We had always been close. Jonathan had brought us even closer. Before he was born I worked full-time as a nurse’s aid. When I decided to go back to school to become a nurse, Kurt and the boys encouraged me all the way.

Then Jonathan was born, a 25-week preemie with multiple complications including cerebral palsy and hydrocephalus. I quit my job to stay home with him. Jonathan needed round-the-clock care, but instead of feeling overwhelmed, my son gave my life new purpose. He gave us all a common purpose.

That’s what’s missing, I realized, standing in Jonathan’s empty bedroom. A purpose. In the four years Jonathan had lived, he was the center of our world. Even when we knew his time with us was coming to an end, caring for Jonathan gave us something to hold on to, like a life raft.

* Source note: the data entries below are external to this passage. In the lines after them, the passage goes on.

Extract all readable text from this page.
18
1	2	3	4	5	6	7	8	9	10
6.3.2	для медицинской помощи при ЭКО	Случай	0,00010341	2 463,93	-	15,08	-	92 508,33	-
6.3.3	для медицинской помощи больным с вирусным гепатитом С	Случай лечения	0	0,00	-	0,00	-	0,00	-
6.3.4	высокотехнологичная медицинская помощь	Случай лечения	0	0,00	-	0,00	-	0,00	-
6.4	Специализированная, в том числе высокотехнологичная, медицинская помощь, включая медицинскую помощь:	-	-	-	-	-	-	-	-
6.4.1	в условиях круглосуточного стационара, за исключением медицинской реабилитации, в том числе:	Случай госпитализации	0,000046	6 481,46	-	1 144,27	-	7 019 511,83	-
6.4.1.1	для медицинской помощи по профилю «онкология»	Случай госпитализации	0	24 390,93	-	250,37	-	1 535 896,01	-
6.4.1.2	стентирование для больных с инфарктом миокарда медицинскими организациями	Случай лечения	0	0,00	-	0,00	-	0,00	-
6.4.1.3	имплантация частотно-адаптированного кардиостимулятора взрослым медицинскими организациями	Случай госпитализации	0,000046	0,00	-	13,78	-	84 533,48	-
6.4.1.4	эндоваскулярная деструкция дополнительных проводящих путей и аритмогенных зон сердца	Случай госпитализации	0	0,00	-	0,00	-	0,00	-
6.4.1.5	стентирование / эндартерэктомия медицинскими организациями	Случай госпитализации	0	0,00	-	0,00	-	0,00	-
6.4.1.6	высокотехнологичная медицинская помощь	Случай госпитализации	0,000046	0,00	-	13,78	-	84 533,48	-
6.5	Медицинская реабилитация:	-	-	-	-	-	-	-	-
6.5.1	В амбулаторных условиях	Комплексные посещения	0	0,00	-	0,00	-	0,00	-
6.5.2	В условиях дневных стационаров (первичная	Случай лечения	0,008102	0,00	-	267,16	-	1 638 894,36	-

“A lot of mothers wouldn’t be prepared to handle this,” Kurt said one night as I was inserting Jonathan’s feeding tube. “They wouldn’t have your medical experience.”

“You know, it sounds strange, but I feel like I got my nursing degree for Jonathan,” I said. “As if I was preparing for him all this time without even knowing it.”

I truly believed that. Now, without Jonathan, all my preparation seemed for naught. I wasn’t ready to go back to nursing, to caring for others as a career. I’d been happy in my job until my son came along. But in caring for Jonathan, I believed I’d found my calling. To care for someone I loved most in the world.

His dad and his brothers felt the same way. Jonathan was our focus, and without him we each seemed to retreat into our own sadness. I swept a dust cloth over the bedroom windowsill.

My eye fell on a metal leg brace propped up in the corner. Picking it up, I remembered massaging Jonathan’s muscles every day before slipping the braces on his legs. Once they were in place I helped him to his feet, supported by a standing frame. He grinned from ear to ear.

There was so much Jonathan didn’t have—he couldn’t see or walk or talk. Yet he was the happiest child I had ever met. He wanted nothing more than what he had. When I was taking care of him, I was just as happy.

Jonathan had brought such joy into our lives that Kurt and I had applied to be foster parents for children with special needs. We’d had to put those plans on hold when Jonathan took a turn for the worst.

I sunk to the floor in the middle of the bedroom, clutching the cold brace. Jonathan had become the heart of our family. Now that heart was gone. God, send me another child like him. Someone to care for.

Of course I did have loved ones to care for even now. My husband and two sons might not have Jonathan’s special needs, but they were hurting too. I could help myself by helping them.

Even without Jonathan, I could be useful. I went into the family room to gather materials for a scrapbook. That night after dinner I called a family meeting. “We have to help one another through this,” I said. “I know we’re all thinking about Jonathan all the time. So let’s talk about him just as much.”

“I miss him,” Jeremy, 13, said.

“I can’t concentrate in school,” said his brother Matt, 7.

Kurt must have talked for 15 minutes straight. The boys had to jump in when he stopped for a breath.

I got out the scrapbook I’d started. “This will be our memory book,” I said. “We can keep all our happy memories of Jonathan safe inside it.” I’d already written about Jonathan and his leg braces. “Jonathan always made us happy as a family,” I said. “He can still do that.”